Another building flattened by fire in Linden yesterday
The military yesterday maintained a heavy presence in Linden, setting up camps at several strategic locations, including at the Mackenzie/Wismar Bridge in close proximity to where the now burnt-out toll booth stood, and at the Five Corner and Kara Kara Bridge.
This follows the burning of six buildings on Friday and then the National Agricultural Research and Extension Institute (NAREI) yesterday morning.
Minister of Agriculture Dr. Leslie Ramsammy called the burning of the NAREI building not only arson and a criminal activity, but “loathsome” saying the intellectual leaders of such loathsome acts must take responsibility for these actions.

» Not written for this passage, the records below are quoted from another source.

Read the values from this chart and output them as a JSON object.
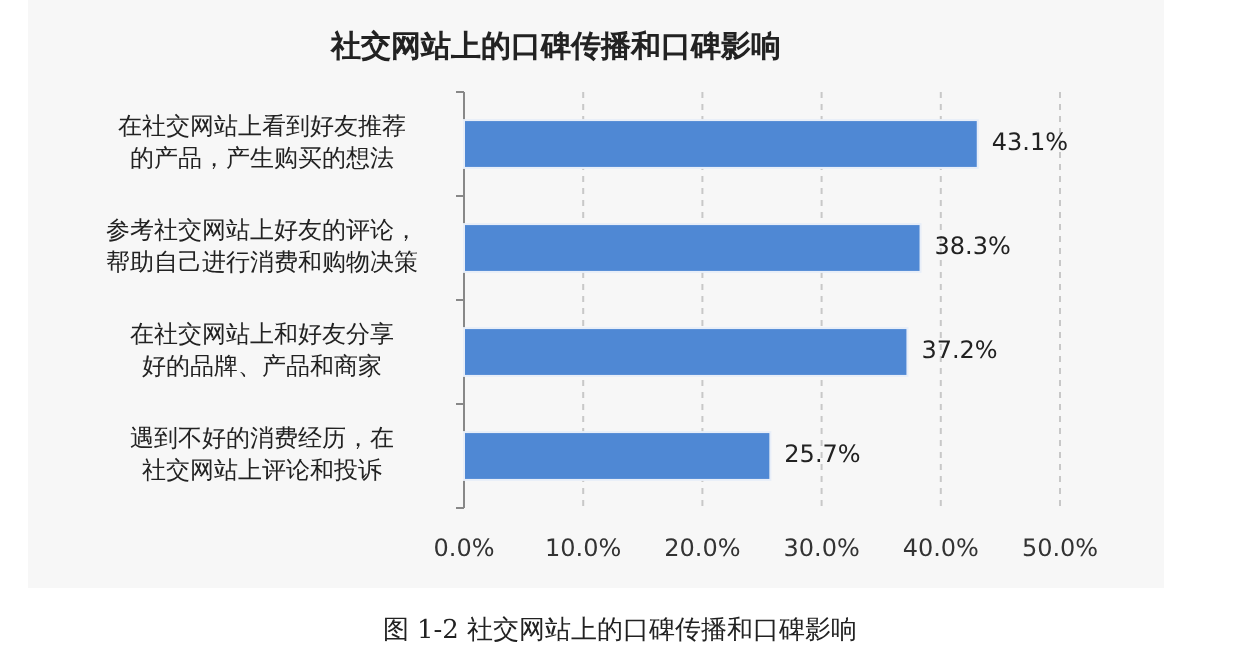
{
  "chart_data": {
    "type": "bar",
    "orientation": "horizontal",
    "title": "社交网站上的口碑传播和口碑影响",
    "categories": [
      "在社交网站上看到好友推荐的产品，产生购买的想法",
      "参考社交网站上好友的评论，帮助自己进行消费和购物决策",
      "在社交网站上和好友分享好的品牌、产品和商家",
      "遇到不好的消费经历，在社交网站上评论和投诉"
    ],
    "values": [
      43.1,
      38.3,
      37.2,
      25.7
    ],
    "value_labels": [
      "43.1%",
      "38.3%",
      "37.2%",
      "25.7%"
    ],
    "color": "#4f88d4",
    "xlim": [
      0,
      50
    ],
    "xticks": [
      {
        "value": 0,
        "label": "0.0%"
      },
      {
        "value": 10,
        "label": "10.0%"
      },
      {
        "value": 20,
        "label": "20.0%"
      },
      {
        "value": 30,
        "label": "30.0%"
      },
      {
        "value": 40,
        "label": "40.0%"
      },
      {
        "value": 50,
        "label": "50.0%"
      }
    ],
    "grid": "x",
    "annotations": [
      "图 1-2  社交网站上的口碑传播和口碑影响"
    ]
  }
}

He said that besides the eight people that worked directly out of the NAREI building in Linden, serving all the people of Region 10, dozens of other agriculture professionals from the Central Ministry of Agriculture contribute their services through this building. The destruction of the agriculture building will affect the delivery of agricultural services to Linden and Region 10, he stated.
He said the Ministry of Agriculture will look for interim arrangements “to continue the important work of promoting agriculture in Region 10 and around the country.”

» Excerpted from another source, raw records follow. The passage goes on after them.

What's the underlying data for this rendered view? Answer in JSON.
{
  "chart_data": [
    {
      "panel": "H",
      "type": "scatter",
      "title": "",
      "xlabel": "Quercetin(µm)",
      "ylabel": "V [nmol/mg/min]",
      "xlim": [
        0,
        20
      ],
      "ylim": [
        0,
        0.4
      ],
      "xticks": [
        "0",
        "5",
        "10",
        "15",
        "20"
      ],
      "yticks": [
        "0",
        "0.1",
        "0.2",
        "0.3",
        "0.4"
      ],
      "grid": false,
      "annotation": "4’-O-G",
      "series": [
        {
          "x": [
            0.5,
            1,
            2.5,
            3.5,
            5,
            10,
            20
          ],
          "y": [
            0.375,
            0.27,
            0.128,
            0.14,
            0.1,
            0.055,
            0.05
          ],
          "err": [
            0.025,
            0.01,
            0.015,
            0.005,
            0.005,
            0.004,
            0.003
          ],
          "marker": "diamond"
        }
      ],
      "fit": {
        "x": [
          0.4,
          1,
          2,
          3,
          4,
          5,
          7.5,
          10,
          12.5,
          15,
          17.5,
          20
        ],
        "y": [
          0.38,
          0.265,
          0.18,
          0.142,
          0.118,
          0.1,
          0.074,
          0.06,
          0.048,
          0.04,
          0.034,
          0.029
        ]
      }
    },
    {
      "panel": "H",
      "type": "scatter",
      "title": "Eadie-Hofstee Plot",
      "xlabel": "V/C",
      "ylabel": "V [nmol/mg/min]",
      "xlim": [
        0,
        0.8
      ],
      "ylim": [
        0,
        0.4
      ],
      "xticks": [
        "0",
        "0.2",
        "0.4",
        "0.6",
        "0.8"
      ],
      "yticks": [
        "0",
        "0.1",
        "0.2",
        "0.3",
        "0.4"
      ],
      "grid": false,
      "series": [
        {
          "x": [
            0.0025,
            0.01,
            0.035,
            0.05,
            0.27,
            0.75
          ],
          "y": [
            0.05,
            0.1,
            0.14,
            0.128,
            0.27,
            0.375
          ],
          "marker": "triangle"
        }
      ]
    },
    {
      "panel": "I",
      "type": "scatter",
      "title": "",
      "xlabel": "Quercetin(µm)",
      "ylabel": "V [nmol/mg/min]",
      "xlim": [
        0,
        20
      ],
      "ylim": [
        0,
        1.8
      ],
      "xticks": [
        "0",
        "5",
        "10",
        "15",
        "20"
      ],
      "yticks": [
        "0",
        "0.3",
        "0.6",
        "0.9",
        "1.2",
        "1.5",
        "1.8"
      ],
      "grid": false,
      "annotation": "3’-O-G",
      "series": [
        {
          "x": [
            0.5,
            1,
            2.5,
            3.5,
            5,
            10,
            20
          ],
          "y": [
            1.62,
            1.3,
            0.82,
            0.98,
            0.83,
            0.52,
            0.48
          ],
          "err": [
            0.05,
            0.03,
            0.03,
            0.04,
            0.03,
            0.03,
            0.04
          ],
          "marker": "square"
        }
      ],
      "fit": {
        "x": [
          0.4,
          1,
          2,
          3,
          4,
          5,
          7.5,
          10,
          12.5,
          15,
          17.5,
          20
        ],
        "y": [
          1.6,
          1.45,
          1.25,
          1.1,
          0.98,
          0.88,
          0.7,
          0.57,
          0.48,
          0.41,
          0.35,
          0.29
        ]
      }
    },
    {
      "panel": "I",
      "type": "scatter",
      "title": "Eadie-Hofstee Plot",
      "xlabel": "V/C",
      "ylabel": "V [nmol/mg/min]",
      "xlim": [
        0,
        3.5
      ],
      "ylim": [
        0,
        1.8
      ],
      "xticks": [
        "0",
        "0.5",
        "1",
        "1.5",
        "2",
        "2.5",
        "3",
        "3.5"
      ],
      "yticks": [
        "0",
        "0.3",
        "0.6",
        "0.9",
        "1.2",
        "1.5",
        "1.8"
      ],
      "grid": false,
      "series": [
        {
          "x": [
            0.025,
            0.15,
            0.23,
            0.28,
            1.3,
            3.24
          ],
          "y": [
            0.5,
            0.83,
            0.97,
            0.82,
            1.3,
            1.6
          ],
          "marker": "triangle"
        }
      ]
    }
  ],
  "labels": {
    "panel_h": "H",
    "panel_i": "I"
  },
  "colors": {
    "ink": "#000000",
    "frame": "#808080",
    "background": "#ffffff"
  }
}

Meanwhile, by dusk last evening, the Police and Army had cleared most of the roads in Linden.
On the Mackenzie/Wismar Bridge a jeep load of soldiers kept watch, while residents maintained their position at the Wismar end of the bridge, which was blocked by a huge log.
An old fuel tanker, and another log remained a little further down across the road on Burnham Drive, while a few residents milled around, discussing the current situation.
There was more activity on the Wismar shore, with some persons going about their usual business, but the Saturday morning shopping at the more popular groceries was not prevalent.
Mackenzie on the other hand, remained desolate, devoid of activity except for the few persons who ventured out to do a little shopping. All businesses, including the two banks, remained closed.
A few businesses on the Mackenzie wharf were opened, but not much activity was observed there. Only about three boats were observed at the riverfront, which is usually a hive of activity on weekends.
Those were private boats which came from the Upper and Lower Demerara river communities, with a few persons to do their shopping.
The regular ferries remained anchored on the Wismar shore. These have not been working ever since the protest started almost a month ago.
Only a few private boat owners provide sporadic service to the community. This service is greatly appreciated by many who would otherwise have to take the long way around the Mackenzie/Wismar Bridge.
Even with all the current hardship residents have to face, including not being able to ‘draw’ their weekly and in some cases monthly paychecks, Lindeners have indicated that they are still determined to persevere until the Government withdraws the increased electricity tariffs, against which they have protested.